Camille de Ryck est diplômé en Théologie à la Johnson C Smith University de Charlotte (Caroline du Nord), il est correspondant politique à Belize pour L’Osservatore Romano et chroniqueur littéraire à Radio Côtes d’Armor depuis 1972. Il fut également directeur de campagne d’Alain Madelin pour les élections municipales de 2001 et est rapporteur de la commission parlementaire sur la parité épiscopale. Ce blog publiera désormais ses billets littéraires.

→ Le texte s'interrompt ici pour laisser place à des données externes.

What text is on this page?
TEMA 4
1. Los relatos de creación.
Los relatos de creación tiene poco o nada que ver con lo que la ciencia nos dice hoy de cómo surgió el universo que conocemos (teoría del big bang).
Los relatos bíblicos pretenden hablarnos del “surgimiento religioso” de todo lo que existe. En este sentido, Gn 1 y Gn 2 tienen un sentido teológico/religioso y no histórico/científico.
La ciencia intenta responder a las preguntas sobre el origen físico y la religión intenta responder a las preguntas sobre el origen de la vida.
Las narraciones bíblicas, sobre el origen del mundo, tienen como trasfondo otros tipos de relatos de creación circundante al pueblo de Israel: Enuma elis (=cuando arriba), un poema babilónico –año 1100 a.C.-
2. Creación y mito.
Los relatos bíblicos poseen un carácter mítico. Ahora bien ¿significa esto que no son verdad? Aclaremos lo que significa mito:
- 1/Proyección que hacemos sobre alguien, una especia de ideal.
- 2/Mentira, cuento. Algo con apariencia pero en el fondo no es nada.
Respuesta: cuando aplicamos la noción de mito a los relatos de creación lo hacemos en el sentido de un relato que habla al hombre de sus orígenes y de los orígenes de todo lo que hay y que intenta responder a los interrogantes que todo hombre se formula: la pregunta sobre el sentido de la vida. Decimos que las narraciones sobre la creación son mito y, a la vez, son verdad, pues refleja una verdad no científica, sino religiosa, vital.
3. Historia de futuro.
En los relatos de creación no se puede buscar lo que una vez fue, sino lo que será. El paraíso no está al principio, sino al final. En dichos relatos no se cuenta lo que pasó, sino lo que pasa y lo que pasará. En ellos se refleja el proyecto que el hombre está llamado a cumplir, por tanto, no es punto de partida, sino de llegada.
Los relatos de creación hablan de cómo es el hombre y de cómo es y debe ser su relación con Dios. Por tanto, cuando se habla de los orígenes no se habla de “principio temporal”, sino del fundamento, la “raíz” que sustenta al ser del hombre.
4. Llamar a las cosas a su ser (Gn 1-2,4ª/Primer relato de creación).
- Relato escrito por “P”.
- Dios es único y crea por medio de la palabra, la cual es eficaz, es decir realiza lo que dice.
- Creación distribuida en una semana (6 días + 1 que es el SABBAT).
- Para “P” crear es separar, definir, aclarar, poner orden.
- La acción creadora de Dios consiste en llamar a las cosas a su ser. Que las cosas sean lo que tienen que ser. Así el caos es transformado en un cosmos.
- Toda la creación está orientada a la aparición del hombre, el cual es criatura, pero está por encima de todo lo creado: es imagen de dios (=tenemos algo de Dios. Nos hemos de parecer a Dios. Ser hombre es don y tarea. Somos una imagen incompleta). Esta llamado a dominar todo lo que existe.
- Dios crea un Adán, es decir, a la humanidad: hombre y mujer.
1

220px-Franzsuppe« Vie de Franz von Suppé » par Marcel Bitsch
Ed. Musiques Âmes — 899p — 80 €

Marcel Bitsch (1921-2001) fut un austère théoricien de la musique. On lui doit un « Traité de contrepoint » et un « Précis d’Harmonie » qui garnissent la tablette de tout étudiant de conservatoire digne de ce nom. Compositeur, il écrit un savoureux « Rondoletto pour basson et piano » (1945) et un ballet, « Le Chalumeau d’or » (1922) dans un style nettement plus contrapuntique. Une fois seulement il s’essaya à l’art délicat de la biographie et ne se résolut jamais à publier son manuscrit qu’il garda jalousement par devers lui, pendant près de cinquante ans. C’est finalement sa veuve, la soprano Angela Gheorghiu qui décida d’offrir la « Vie de Franz von Suppé » à la postérité. Franz von Suppé (1812-1895) fut un compositeur de musique légère près son Altesse l’Empereur François-Joseph Ier d’Autriche qui lui avait demandé « d’écrire une musique fort belle et fort agréable à l’oreille et surtout fort réjouissante et fort plaisante », ce que Suppé s’employa à faire à travers chacune de ses 89 opérettes. Si l’auteur de « Ein Morgen, ein Mittag und ein Abend in Wien » — qui mettait François Joseph en lévitation — s’est assuré une place de choix dans la postérité du théâtre vocal populaire viennois, son rôle éminent sur le front a malheureusement été balayé par l’histoire. Marcel Bitsch rappelle que l’Empereur avait précipité Suppé à la bataille de Vocklabruck pour jouer aux Prussiens, sur son clairon, les « Dix chants imprécatoires » afin qu’ils soient « frappés d’effroi ». Victorieux, Suppé fut ramené à Vienne sur mille chevaux arabes où l’Impératrice douairière lui administra la fameuse Hand-delikätesze, privilège rare et, ma foi, fort stimulant. À la fin de sa vie, Suppé, frappé d’un trouble neurologique rare appelé « clonus » dut renoncer à la plume pour intégrer l’orchestre impérial de l’opérette en qualité de timbalier, où ses convulsions eurent un énorme succès qui menèrent à la composition des « Nein Virtuöse Stücke fur Timbalen und cimbalum ». Un enregistrement de Suppé, accompagné par l’Empereur au clavecin est d’ailleurs glissé dans ce livre aussi instructif qu’indispensable.